Too bad everyone can’t shop in an environment where their health is not compromised. In Virginia, pharmacists can turn away any prescription — for any reason.
Prop What?: Heather at Scarleteen gives a good overview of several important ballot measures that will be up for vote Nov. 4 in states from Arkansas to South Dakota, “such as parental notification laws for minors who want an abortion, age of consent laws, same-sex marriage, civil rights, stem cell research, education issues, even a proposal to lower the voting age for primaries in one state (whoohoo!) and another to ban abortion outright (grrrr).”
Plus: Look up ballot measures for your state here.
2009 Sheroes: Next year’s Sheroes Womyn Warriors calendar is now available for sale (check out the beautiful cover art by Ekua Holmes!). The calendar honors change agents, rebels, radicals and revolutionaries of different times and places around the globe.
“This is definitely not a ‘great women of history’ celebrity calendar,” reads the back cover. Instead, this is a calendar “of womyn who have challenged their societies and who have advanced the struggle of the oppressed and exploited.”
Proceeds support the Gustavus Myers Center for the Study of Bigotry and Human Rights at Simmons College.
Plus: Send in suggestions for who should be included in the 2010 calendar.
Seen But Not Heard: Jeannine Stein at the L.A. Times writes: “Researchers at Texas Tech University Health Sciences Center in Lubbock interviewed eight overweight women ages 20 to 61 to learn about their experiences with the healthcare system, then published their findings in this month’s Journal of Advanced Nursing. During interviews about their experiences, four themes became apparent: struggling to fit in, feeling not quite human, being dismissed, and refusing to give up.”

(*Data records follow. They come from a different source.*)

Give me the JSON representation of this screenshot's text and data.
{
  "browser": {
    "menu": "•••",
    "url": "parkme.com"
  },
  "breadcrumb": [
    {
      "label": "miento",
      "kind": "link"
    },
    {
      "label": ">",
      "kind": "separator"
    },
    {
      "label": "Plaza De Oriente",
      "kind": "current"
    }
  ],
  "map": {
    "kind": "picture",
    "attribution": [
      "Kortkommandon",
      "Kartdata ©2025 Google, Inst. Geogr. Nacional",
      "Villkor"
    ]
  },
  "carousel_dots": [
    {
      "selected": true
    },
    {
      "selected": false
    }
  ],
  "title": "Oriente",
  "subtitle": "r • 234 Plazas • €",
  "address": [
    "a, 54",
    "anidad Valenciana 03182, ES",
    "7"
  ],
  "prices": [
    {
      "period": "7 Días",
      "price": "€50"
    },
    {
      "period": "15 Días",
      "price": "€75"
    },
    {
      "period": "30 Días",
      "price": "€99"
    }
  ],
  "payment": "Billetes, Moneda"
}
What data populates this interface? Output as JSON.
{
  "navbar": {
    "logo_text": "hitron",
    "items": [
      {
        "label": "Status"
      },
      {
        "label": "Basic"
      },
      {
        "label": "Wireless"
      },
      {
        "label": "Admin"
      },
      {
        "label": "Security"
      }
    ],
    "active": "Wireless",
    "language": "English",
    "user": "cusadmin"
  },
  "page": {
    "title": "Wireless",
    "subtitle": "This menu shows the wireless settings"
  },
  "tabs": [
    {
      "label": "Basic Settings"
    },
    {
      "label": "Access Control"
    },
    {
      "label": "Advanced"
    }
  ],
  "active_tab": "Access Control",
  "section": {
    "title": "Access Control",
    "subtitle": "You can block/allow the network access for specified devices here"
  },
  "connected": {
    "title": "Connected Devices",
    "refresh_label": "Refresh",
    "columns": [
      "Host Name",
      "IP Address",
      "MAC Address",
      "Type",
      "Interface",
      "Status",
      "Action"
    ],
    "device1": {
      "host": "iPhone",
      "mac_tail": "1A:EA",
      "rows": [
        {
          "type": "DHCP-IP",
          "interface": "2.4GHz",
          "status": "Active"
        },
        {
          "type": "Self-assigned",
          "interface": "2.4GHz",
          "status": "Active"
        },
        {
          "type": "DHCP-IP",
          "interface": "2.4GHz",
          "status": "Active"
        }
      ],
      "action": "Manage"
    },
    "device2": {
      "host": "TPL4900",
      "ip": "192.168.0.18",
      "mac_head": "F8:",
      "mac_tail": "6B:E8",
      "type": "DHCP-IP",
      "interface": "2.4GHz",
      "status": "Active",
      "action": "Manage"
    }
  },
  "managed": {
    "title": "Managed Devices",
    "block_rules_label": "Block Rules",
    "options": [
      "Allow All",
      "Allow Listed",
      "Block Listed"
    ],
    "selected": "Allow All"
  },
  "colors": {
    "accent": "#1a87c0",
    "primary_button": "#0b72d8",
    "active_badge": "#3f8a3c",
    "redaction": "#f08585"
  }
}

Scary Sexy Costumes for Kids: “Halloween costumes are reflecting an increasingly sexualized childhood. They often reflect the stars and starlets and popular culture role models that girls have, starting with Disney princesses or Hannah Montana when girls are young. But even traditional favorites, like witches and pirates are sexier every year. And French maids are quite the thing for tweens and teens,” said Diane E. Levin in a Q&A about Halloween costumes and gender roles.
Levin is co-author with Jean Kilbourne of “So Sexy So Soon: The New Sexualized Childhood and What Parents Can Do to Protect Their Kids.”
Life’s Lessons: On the other side of what’s good for kids, “Free to Be You and Me,” which has never gone out of print since its 1973 debut, was reissued this month with a new, expanded edition, reports USA Today.
Jessica Reaves of the Chicago Tribune, who also made her debut in 1973, writes about the book’s appeal and the lessons that have remained incredibly relevant for more than three decades:
Some critics of “Free to Be” accused Thomas of advancing a radical feminist agenda. They pointed to the book’s co-producer (the Ms. Foundation for Women) and Thomas’ role on “That Girl,” the first television program to shamelessly promote the career girl lifestyle. (I mean, really: Ann Marie strung that poor Don along for four years before she finally agreed to marry him!)
As a feminist born into a family of feminists, I’m biased: I happen to think adopting a feminist agenda is the best thing that could ever happen to this country. (Trust me, it hasn’t happened yet.) But those long-ago critics were right about one thing. The witty, wise lessons of “Free to Be” do underscore feminism’s fundamental tenet: namely, that everyone — male, female, black, white, brown, young, old and in between — should be treated equally and empathetically. Yes, even the jerks.
You only need to glance at the headlines to know we’re not quite ready to cross that particular item off our collective to-do list. Which isn’t to say we haven’t learned a lot in the 35 years since “Free to Be” was published. It’s just that we may need another 35 years for it all to sink in.